The Austrian university group has given priority to showing her as many methodologies, research teams and work dynamics as possible. This means that she has accompanied researchers to do field work, has been one more in the presentation of results of a scientific meeting, has known the day-to-day life of a department head, has become an audience of an internship session or has known the postdoctoral research of BOKU. Language was never a boundary, because the usual German changed to English when Luciana Jaime shared sessions with colleagues.
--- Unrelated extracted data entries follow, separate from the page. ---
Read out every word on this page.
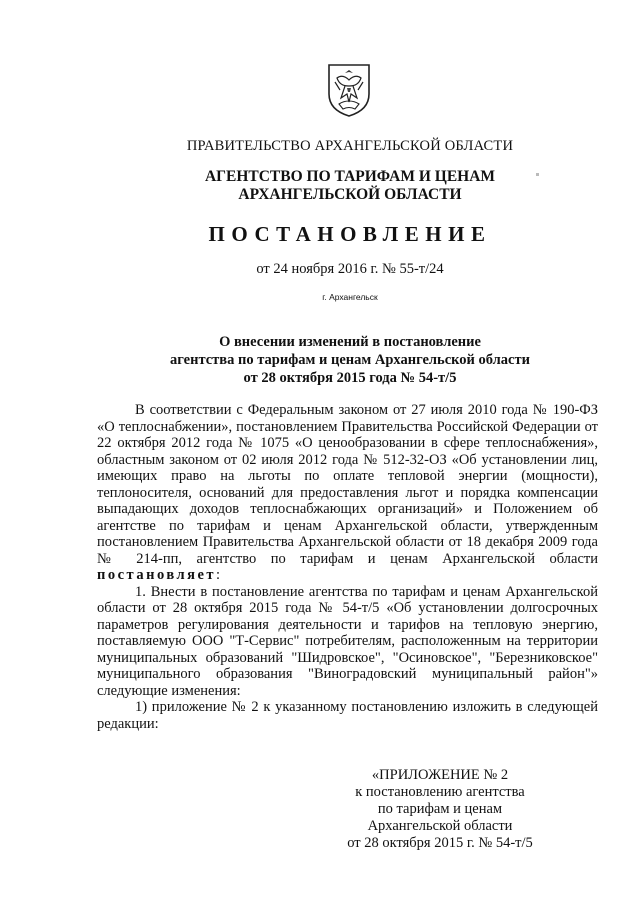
ПРАВИТЕЛЬСТВО АРХАНГЕЛЬСКОЙ ОБЛАСТИ
АГЕНТСТВО ПО ТАРИФАМ И ЦЕНАМ
АРХАНГЕЛЬСКОЙ ОБЛАСТИ
ПОСТАНОВЛЕНИЕ
от 24 ноября 2016 г. № 55-т/24
г. Архангельск
О внесении изменений в постановление
агентства по тарифам и ценам Архангельской области
от 28 октября 2015 года № 54-т/5

В соответствии с Федеральным законом от 27 июля 2010 года № 190-ФЗ «О теплоснабжении», постановлением Правительства Российской Федерации от 22 октября 2012 года № 1075 «О ценообразовании в сфере теплоснабжения», областным законом от 02 июля 2012 года № 512-32-ОЗ «Об установлении лиц, имеющих право на льготы по оплате тепловой энергии (мощности), теплоносителя, оснований для предоставления льгот и порядка компенсации выпадающих доходов теплоснабжающих организаций» и Положением об агентстве по тарифам и ценам Архангельской области, утвержденным постановлением Правительства Архангельской области от 18 декабря 2009 года № 214-пп, агентство по тарифам и ценам Архангельской области постановляет:

1. Внести в постановление агентства по тарифам и ценам Архангельской области от 28 октября 2015 года № 54-т/5 «Об установлении долгосрочных параметров регулирования деятельности и тарифов на тепловую энергию, поставляемую ООО "Т-Сервис" потребителям, расположенным на территории муниципальных образований "Шидровское", "Осиновское", "Березниковское" муниципального образования "Виноградовский муниципальный район"» следующие изменения:

1) приложение № 2 к указанному постановлению изложить в следующей редакции:

«ПРИЛОЖЕНИЕ № 2
к постановлению агентства
по тарифам и ценам
Архангельской области
от 28 октября 2015 г. № 54-т/5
The young postdoc from CREAF knew Sigrid Netherer as an author of scientific articles, as she coordinates the research line on scolitid insects at BOKU, although they had not had any contact. Nor did she personally know Martin Schebeck, the other group’s head, who is in charge of the fungal research field. “Sigrid Netherer seemed to me to be a very valuable scientist in her field and welcomed me with open arms. That’s why a mobility stay is a very good opportunity to test the fit in new research groups, because experience tells me that the people you surround yourself with to do science are crucial”.
A burst of ideas
The before and after of the CREAF postdoctoral researcher’s scientific growth is evident when she explains that the two-month stay has helped her to think out of the box. In her case, this has involved innovating when formulating questions, learning working methodologies from scratch, as well as practising live to understand many of the articles she had read. “I have learned a lot about the biological cycle of scolitid insects,” she says, “it has helped me to learn about manipulative experiments in which you can control what happens, to see the inner side of research on the attack of some insects on trees”.
The scientific stay has had an impact on being able to think out of the box: to innovate when formulating questions, to learn working methodologies from scratch and to practice in the live laboratory.
After all, Luciana Jaime describes the work at the Austrian centre as “a burst of ideas” that she needs to give shape to, to answer questions about the tree’s resistance to attacks by scolitid insects and, for example, about the tree’s chemical reactions to the first attack. “Climate change will get worse,” she says forcefully, “so the sooner we think about how to avoid these insect-related disturbances and adapt, the fewer problems we will have in the future”. In this particular case, the Austrian university is working closely with forest owners’ associations to find solutions linked to forest management.
The Austrian forest near Vienna is biologically and geographically far from the Mediterranean and Pyrenean forest studied by CREAF, but complementarity has been a strong point. The researcher admits that the forest regimes and systems between the two locations are very different, that insect pests are a daily occurrence in the Austrian forest where, on the other hand, a fire is an unusual drama. “I think that if I want to continue researching forest pests, Central Europe and the Czech Republic are two good locations,” concludes Luciana Jaime, with the naturalness of someone who has just realised that anything is possible and that it is always infinitely more interesting to think big, as a first choice.